TITLE

Intrathecal baclofen for treatment of generalised dystonia and spasticity in non progressive disorders

AUTHOR(S)
Varaprasad; Purohit, A. K.; Bhattacharjee, Suchanda; Panigrahi, Manas
PUB. DATE
July 2007
SOURCE
Journal of Pediatric Neurosciences;Jul-Dec2007, Vol. 2 Issue 2, p100
SOURCE TYPE
Academic Journal
DOC. TYPE
Article
ABSTRACT
OBJECTIVE: To study, improvement in dystonia and spasticity in non progressive disorders with continuous infusion of baclofen intrathecally. MATERIALS AND METHODS: Study was conducted from September 2004 to July 2007. Study included 14 patients, age ranging from 4 t o 40 years with generalized dystonia (n=8), spasticity (n=6) due to various causes[cerebral palsy (n=8), post trauma (n=4), post spinal tumor excision (n=1)]. The patients were selected after a positive result from a trial dose with 50mcg or 100 mcg of. baclofen intrathecally. A synchromed type 1 or 2 type of pump was placed with the catheter tip passed upto T3 level. Doses required were in the range of 100 to 700 mcg in the spasticity group and in the range of 140 to 1000 mcg in the dystonia group.
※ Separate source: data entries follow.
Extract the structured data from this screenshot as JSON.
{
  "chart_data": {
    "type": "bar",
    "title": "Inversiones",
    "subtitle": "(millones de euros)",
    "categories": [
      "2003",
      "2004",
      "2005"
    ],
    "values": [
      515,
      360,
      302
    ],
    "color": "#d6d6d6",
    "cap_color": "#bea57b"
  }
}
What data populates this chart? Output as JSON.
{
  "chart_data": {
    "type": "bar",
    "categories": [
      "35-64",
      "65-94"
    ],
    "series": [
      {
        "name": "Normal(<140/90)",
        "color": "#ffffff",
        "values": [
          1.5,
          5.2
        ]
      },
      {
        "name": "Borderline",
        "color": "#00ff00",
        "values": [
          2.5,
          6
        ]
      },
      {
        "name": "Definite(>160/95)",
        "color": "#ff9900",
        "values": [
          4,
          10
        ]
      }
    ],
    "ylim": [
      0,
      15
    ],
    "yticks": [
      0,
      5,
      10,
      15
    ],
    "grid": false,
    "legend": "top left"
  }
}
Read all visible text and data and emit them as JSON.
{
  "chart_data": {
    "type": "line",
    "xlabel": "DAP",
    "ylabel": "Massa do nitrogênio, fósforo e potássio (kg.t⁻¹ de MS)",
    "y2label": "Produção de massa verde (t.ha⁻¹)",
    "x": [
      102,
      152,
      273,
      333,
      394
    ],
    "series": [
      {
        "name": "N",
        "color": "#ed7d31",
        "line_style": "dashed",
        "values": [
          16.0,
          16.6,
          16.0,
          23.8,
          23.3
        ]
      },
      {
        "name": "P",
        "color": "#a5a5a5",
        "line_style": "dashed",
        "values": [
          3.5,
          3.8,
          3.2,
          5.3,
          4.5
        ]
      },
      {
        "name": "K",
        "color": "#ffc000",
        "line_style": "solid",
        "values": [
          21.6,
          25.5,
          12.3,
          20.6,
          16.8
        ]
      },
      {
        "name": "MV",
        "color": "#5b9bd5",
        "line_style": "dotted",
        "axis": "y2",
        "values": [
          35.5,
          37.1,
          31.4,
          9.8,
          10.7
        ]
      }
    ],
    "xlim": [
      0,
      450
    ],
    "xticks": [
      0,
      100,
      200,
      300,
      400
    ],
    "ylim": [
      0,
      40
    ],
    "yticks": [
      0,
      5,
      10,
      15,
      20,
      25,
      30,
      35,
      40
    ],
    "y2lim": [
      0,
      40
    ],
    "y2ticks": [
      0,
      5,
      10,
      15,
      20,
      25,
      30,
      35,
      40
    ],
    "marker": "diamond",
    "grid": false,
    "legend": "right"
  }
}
Doses were regulated by telemetry using a programmer along with regular refilling of the drug. Response to the treatment was observed based on improvement in Ashworth Spasticity scale and modified Marsden dystonia scale. The follow up period ranged from 10 days to 21 months. RESULTS: Spasticity improved in all patients. Seven of the-eight patients with dystonia improved. Dystonia patients required higher dose compared to the spasticity group. Side effects like wound infection and skin necrosis were seen in three patients where pump was removed. In one patient it was replaced on the opposite side of the abdomen and the other two patients are waiting for replacement. One patient has a paradoxical increase in dystonic spasms upto particular dose. Poor compliance was also noticed in a few and one patient got the pump removed, as he was not able to get it refilled. CONCLUSION: Continuous intrathecal baclofen pump offers a better alternative treatment modality for generalized dystonia and some well selected cases of spasticity with a relatively simple technique. Most of the complications can be managed conservatively. However, socioeconomic and geographic factors were important hindrances with this minimally invasive non ablative method.